两只老鸟非常卖力,训练有素的牧羊犬能够把一大群羊赶到一起,可是它们也比不上这两只老鸟的效率。老鸟片刻不停地工作,直到天黑。正常情况下,寒鸦天一黑就休息了。老鸟的工作可不轻松,因为它们刚刚把几只鸟哄回家,这些鸟十有八九又会飞回到草地上去,加入迁徙的鸟群。幸好到天黑时,迁徙的寒鸦群继续前进了,我长舒了一口气,在我们家所有的小寒鸦中,只有两只飞走了。

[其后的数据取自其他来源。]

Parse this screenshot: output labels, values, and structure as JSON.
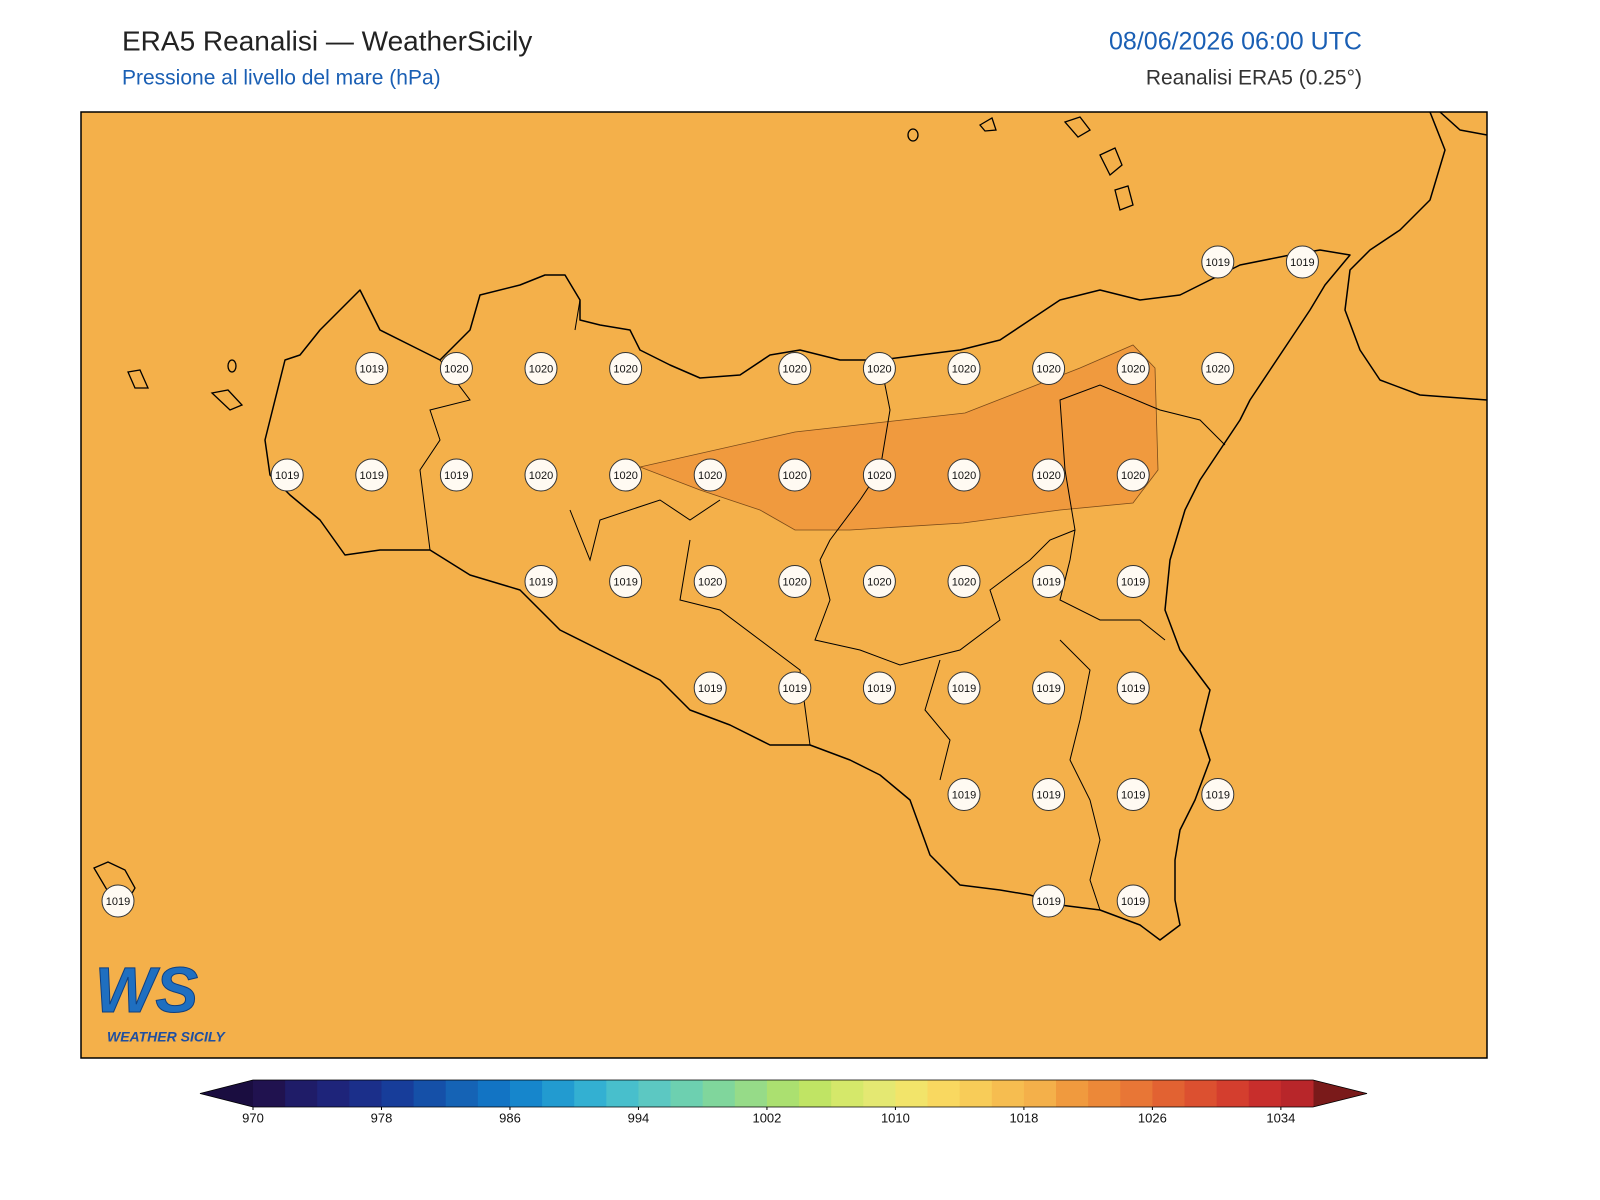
{
  "header": {
    "title": "ERA5 Reanalisi — WeatherSicily",
    "subtitle": "Pressione al livello del mare (hPa)",
    "datetime": "08/06/2026 06:00 UTC",
    "source": "Reanalisi ERA5 (0.25°)"
  },
  "map": {
    "field_value": 1019,
    "contour_value": 1021,
    "labels": [
      [
        null,
        null,
        null,
        null,
        null,
        null,
        null,
        null,
        null,
        null,
        null,
        null,
        null,
        1019,
        1019
      ],
      [
        null,
        null,
        null,
        1019,
        1020,
        1020,
        1020,
        null,
        1020,
        1020,
        1020,
        1020,
        1020,
        1020,
        null
      ],
      [
        null,
        null,
        1019,
        1019,
        1019,
        1020,
        1020,
        1020,
        1020,
        1020,
        1020,
        1020,
        1020,
        null,
        null
      ],
      [
        null,
        null,
        null,
        null,
        null,
        1019,
        1019,
        1020,
        1020,
        1020,
        1020,
        1019,
        1019,
        null,
        null
      ],
      [
        null,
        null,
        null,
        null,
        null,
        null,
        null,
        1019,
        1019,
        1019,
        1019,
        1019,
        1019,
        null,
        null
      ],
      [
        null,
        null,
        null,
        null,
        null,
        null,
        null,
        null,
        null,
        null,
        1019,
        1019,
        1019,
        1019,
        null
      ],
      [
        1019,
        null,
        null,
        null,
        null,
        null,
        null,
        null,
        null,
        null,
        null,
        1019,
        1019,
        null,
        null
      ]
    ]
  },
  "logo": {
    "mark": "WS",
    "name": "WEATHER SICILY"
  },
  "colorbar": {
    "lim": [
      970,
      1036
    ],
    "ticks": [
      970,
      978,
      986,
      994,
      1002,
      1010,
      1018,
      1026,
      1034
    ],
    "under_color": "#1a0d40",
    "over_color": "#7a1a1a",
    "colors": [
      "#20124f",
      "#1f1c68",
      "#1e247a",
      "#1b2f8a",
      "#173d9a",
      "#1550a8",
      "#1563b5",
      "#1274c4",
      "#1686cc",
      "#229bd0",
      "#33b0d2",
      "#48bfcc",
      "#5cc8c2",
      "#6dd0b0",
      "#80d69c",
      "#96db88",
      "#abe070",
      "#c0e464",
      "#d5e86a",
      "#e4e872",
      "#f2e46a",
      "#f9d860",
      "#f8cc58",
      "#f6bd50",
      "#f4b04a",
      "#f09a3e",
      "#ec8838",
      "#e87636",
      "#e26232",
      "#dc5030",
      "#d43e2e",
      "#c82e2c",
      "#b8262a"
    ]
  }
}
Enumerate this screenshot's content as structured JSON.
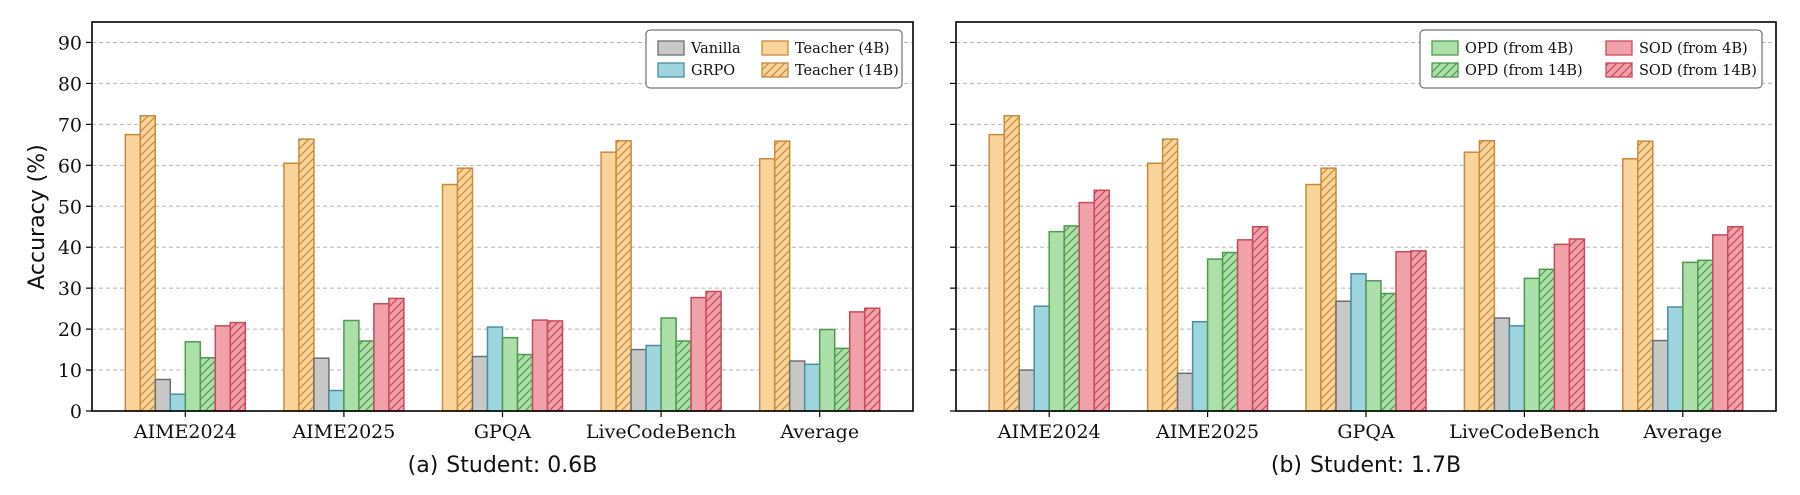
{
  "ylabel": "Accuracy (%)",
  "ylim": [
    0,
    95
  ],
  "yticks": [
    0,
    10,
    20,
    30,
    40,
    50,
    60,
    70,
    80,
    90
  ],
  "grid": "horizontal-dashed",
  "colors": {
    "teacher": "#f9d49a",
    "teacher_edge": "#c98a3c",
    "vanilla": "#c8c8c8",
    "vanilla_edge": "#6e6e6e",
    "grpo": "#9ed6e0",
    "grpo_edge": "#4a8f9e",
    "opd": "#ade0a8",
    "opd_edge": "#4e9a4e",
    "sod": "#f0a1aa",
    "sod_edge": "#c84a5a"
  },
  "chart_data": [
    {
      "type": "bar",
      "caption_label": "(a)",
      "caption_text": "Student: 0.6B",
      "categories": [
        "AIME2024",
        "AIME2025",
        "GPQA",
        "LiveCodeBench",
        "Average"
      ],
      "legend": {
        "placement": "top-right",
        "columns": 2,
        "entries": [
          "Vanilla",
          "GRPO",
          "Teacher (4B)",
          "Teacher (14B)"
        ]
      },
      "series": [
        {
          "name": "Teacher (4B)",
          "style": "teacher",
          "hatch": false,
          "values": [
            67.5,
            60.5,
            55.3,
            63.2,
            61.6
          ]
        },
        {
          "name": "Teacher (14B)",
          "style": "teacher",
          "hatch": true,
          "values": [
            72.1,
            66.4,
            59.3,
            66.0,
            65.9
          ]
        },
        {
          "name": "Vanilla",
          "style": "vanilla",
          "hatch": false,
          "values": [
            7.7,
            12.9,
            13.3,
            15.0,
            12.2
          ]
        },
        {
          "name": "GRPO",
          "style": "grpo",
          "hatch": false,
          "values": [
            4.1,
            5.0,
            20.5,
            16.0,
            11.4
          ]
        },
        {
          "name": "OPD (from 4B)",
          "style": "opd",
          "hatch": false,
          "values": [
            16.9,
            22.1,
            17.9,
            22.7,
            19.9
          ]
        },
        {
          "name": "OPD (from 14B)",
          "style": "opd",
          "hatch": true,
          "values": [
            13.0,
            17.1,
            13.8,
            17.1,
            15.3
          ]
        },
        {
          "name": "SOD (from 4B)",
          "style": "sod",
          "hatch": false,
          "values": [
            20.8,
            26.2,
            22.2,
            27.7,
            24.2
          ]
        },
        {
          "name": "SOD (from 14B)",
          "style": "sod",
          "hatch": true,
          "values": [
            21.6,
            27.5,
            22.0,
            29.2,
            25.1
          ]
        }
      ]
    },
    {
      "type": "bar",
      "caption_label": "(b)",
      "caption_text": "Student: 1.7B",
      "categories": [
        "AIME2024",
        "AIME2025",
        "GPQA",
        "LiveCodeBench",
        "Average"
      ],
      "legend": {
        "placement": "top-right",
        "columns": 2,
        "entries": [
          "OPD (from 4B)",
          "OPD (from 14B)",
          "SOD (from 4B)",
          "SOD (from 14B)"
        ]
      },
      "series": [
        {
          "name": "Teacher (4B)",
          "style": "teacher",
          "hatch": false,
          "values": [
            67.5,
            60.5,
            55.3,
            63.2,
            61.6
          ]
        },
        {
          "name": "Teacher (14B)",
          "style": "teacher",
          "hatch": true,
          "values": [
            72.1,
            66.4,
            59.3,
            66.0,
            65.9
          ]
        },
        {
          "name": "Vanilla",
          "style": "vanilla",
          "hatch": false,
          "values": [
            10.0,
            9.2,
            26.8,
            22.7,
            17.2
          ]
        },
        {
          "name": "GRPO",
          "style": "grpo",
          "hatch": false,
          "values": [
            25.6,
            21.8,
            33.5,
            20.8,
            25.4
          ]
        },
        {
          "name": "OPD (from 4B)",
          "style": "opd",
          "hatch": false,
          "values": [
            43.8,
            37.1,
            31.8,
            32.4,
            36.3
          ]
        },
        {
          "name": "OPD (from 14B)",
          "style": "opd",
          "hatch": true,
          "values": [
            45.2,
            38.7,
            28.7,
            34.6,
            36.8
          ]
        },
        {
          "name": "SOD (from 4B)",
          "style": "sod",
          "hatch": false,
          "values": [
            50.9,
            41.8,
            38.9,
            40.7,
            43.0
          ]
        },
        {
          "name": "SOD (from 14B)",
          "style": "sod",
          "hatch": true,
          "values": [
            53.9,
            45.0,
            39.1,
            42.0,
            45.0
          ]
        }
      ]
    }
  ]
}
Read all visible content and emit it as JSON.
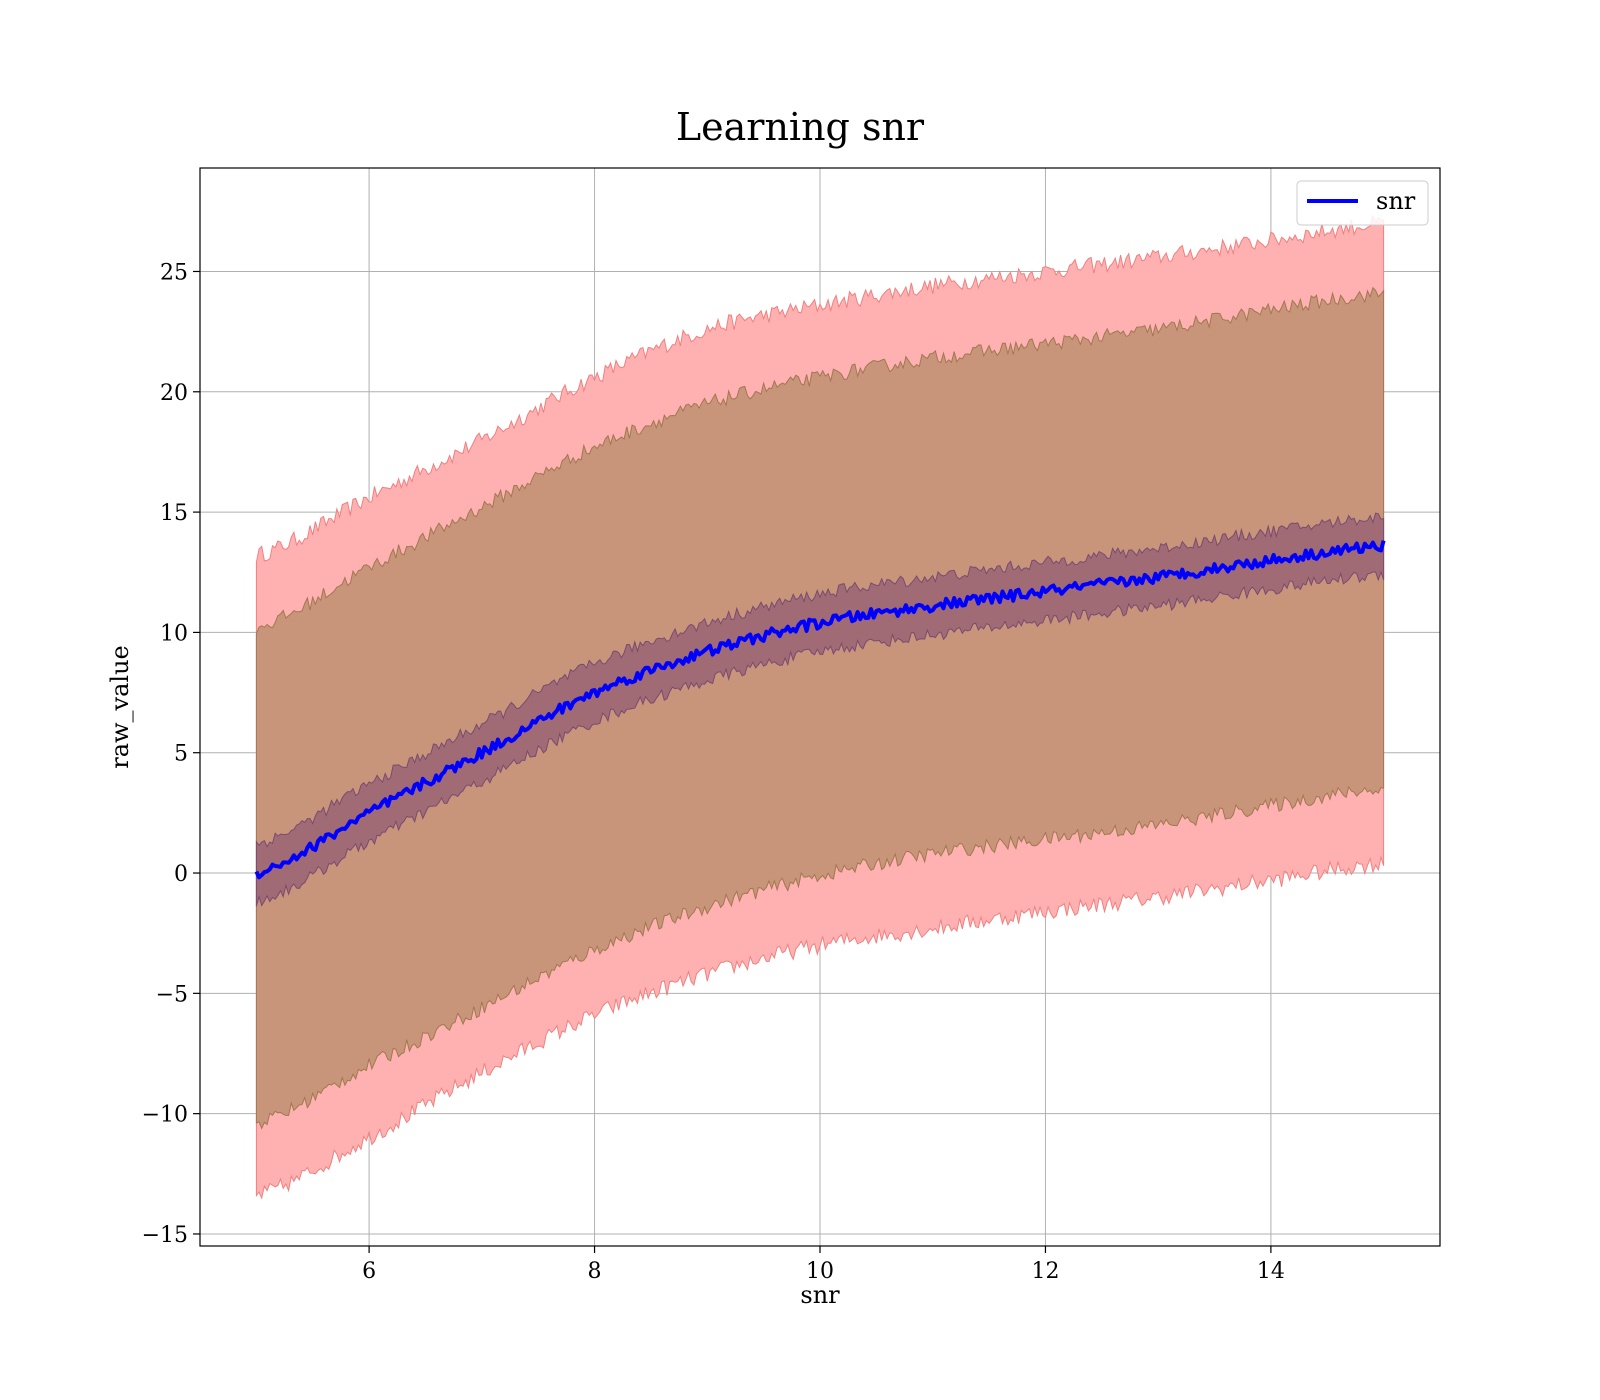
{
  "chart_data": {
    "type": "area",
    "title": "Learning snr",
    "xlabel": "snr",
    "ylabel": "raw_value",
    "xlim": [
      4.5,
      15.5
    ],
    "ylim": [
      -15.5,
      29.3
    ],
    "x_ticks": [
      6,
      8,
      10,
      12,
      14
    ],
    "y_ticks": [
      -15,
      -10,
      -5,
      0,
      5,
      10,
      15,
      20,
      25
    ],
    "grid": true,
    "legend": {
      "placement": "top-right",
      "entries": [
        "snr"
      ]
    },
    "colors": {
      "line": "#0000ff",
      "outer_band": "#ffb0b0",
      "outer_band_edge": "#f08080",
      "middle_band": "#c8957a",
      "middle_band_edge": "#a07850",
      "inner_band": "#9c6674",
      "inner_band_edge": "#7a4a70"
    },
    "x": [
      5,
      6,
      7,
      8,
      9,
      10,
      11,
      12,
      13,
      14,
      15
    ],
    "series": [
      {
        "name": "snr",
        "values": [
          0.0,
          2.5,
          5.0,
          7.5,
          9.2,
          10.4,
          11.1,
          11.7,
          12.3,
          13.0,
          13.6
        ]
      }
    ],
    "bands": [
      {
        "lower": [
          -13.4,
          -11.0,
          -8.3,
          -5.9,
          -4.2,
          -3.0,
          -2.3,
          -1.6,
          -1.0,
          -0.3,
          0.4
        ],
        "upper": [
          13.2,
          15.6,
          18.0,
          20.6,
          22.6,
          23.6,
          24.4,
          25.0,
          25.6,
          26.3,
          27.0
        ]
      },
      {
        "lower": [
          -10.4,
          -8.0,
          -5.6,
          -3.2,
          -1.4,
          -0.1,
          0.8,
          1.4,
          2.0,
          2.8,
          3.5
        ],
        "upper": [
          10.2,
          12.7,
          15.2,
          17.7,
          19.5,
          20.6,
          21.4,
          22.0,
          22.6,
          23.4,
          24.1
        ]
      },
      {
        "lower": [
          -1.2,
          1.3,
          3.8,
          6.3,
          8.0,
          9.2,
          9.9,
          10.5,
          11.1,
          11.8,
          12.4
        ],
        "upper": [
          1.2,
          3.7,
          6.2,
          8.7,
          10.4,
          11.6,
          12.3,
          12.9,
          13.5,
          14.2,
          14.8
        ]
      }
    ]
  }
}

这件事给我留下了深刻的印象,我决定更加深入地研究“咔”与“咔哇”两种鸣声的含义区别。不久我便搞清楚了,原来两种鸣声都表示“跟我一起飞”,但寒鸦发出“咔”的叫声时,它是想往远处飞,发出“咔哇”的叫声时,它是想往家里飞。我早就注意到迁徙中的寒鸦群会发出不同的叫声,比我家寒鸦的叫声更尖厉,现在我明白了背后的道理。迁徙中的寒鸦远离家乡,它们“回家的本能”暂时停顿了,也就不会想到要发出“咔哇”的鸣声。在这种情况下,只能听到远行的鸣声“咔”。如果真是这样,我们可以猜测一下春季寒鸦群重新飞回繁殖地时,会不会发出“咔哇”的鸣声呢。我的寒鸦群经常会发出这两种鸣声,那是因为它们的活动范围就在栖息地附近,即便冬天也是如此。
尽管这种鸣声可以解释为“和我一起飞”,但需要强调的是,这种鸣声只是表明这只鸟自己的情绪,而绝不是一种命令。但是寒鸦个体这种完全没有目的的情感流露却极具感染性,就像人类打哈欠那样。正是这种相互间的情绪感染,使得所有的寒鸦最终都能一起行动。因此,鸟群、兽群,甚至是鱼群的活动并不是专制的领袖决定的,而是由一种类似于民主投票的方式决定的。也是因为这个缘故,你会发现在某些情况下,一群寒鸦的行为看上去毫无章法。这种情绪的互动有时会延续相当长的一段时间,鸟群完全无法做出决定。要想做决定,就需要有意地压抑当前的各种冲动,专注于某一动机,但只有人类完全拥有这种能力,某些比较聪明的哺乳动物也在一定程度上具备这种能力。有时,一群寒鸦会意见不一,有的叫“咔”,有的叫“咔哇”,有时连续叫了半个小时还没有达成一致,让人类观察者很不耐烦。比如寒鸦飞到离家几公里外的一块地里,当它们填饱了肚子,其实马上可以飞回家,但对于寒鸦,“马上”是一种很宽泛的时间概念。最后,有几只鸟——往往是年纪比较大、反应比较快的寒鸦飞了起来,发出“咔哇”的叫声,于是整群鸟都跟着它们离开了地面。但是,刚刚飞到天上,问题就出现了:鸟群中显然还有一些鸟处于“咔”的情绪中。于是就发生了“咔”与“咔哇”的争辩,鸟群盘旋了一阵子,最后又落了下来,有时甚至是落在了离家更远的一块地里。如此反复十几次之后,“咔哇”的情绪逐渐在鸟群中占了上风,最终,这种情绪像雪崩一样蔓延到所有的鸟身上。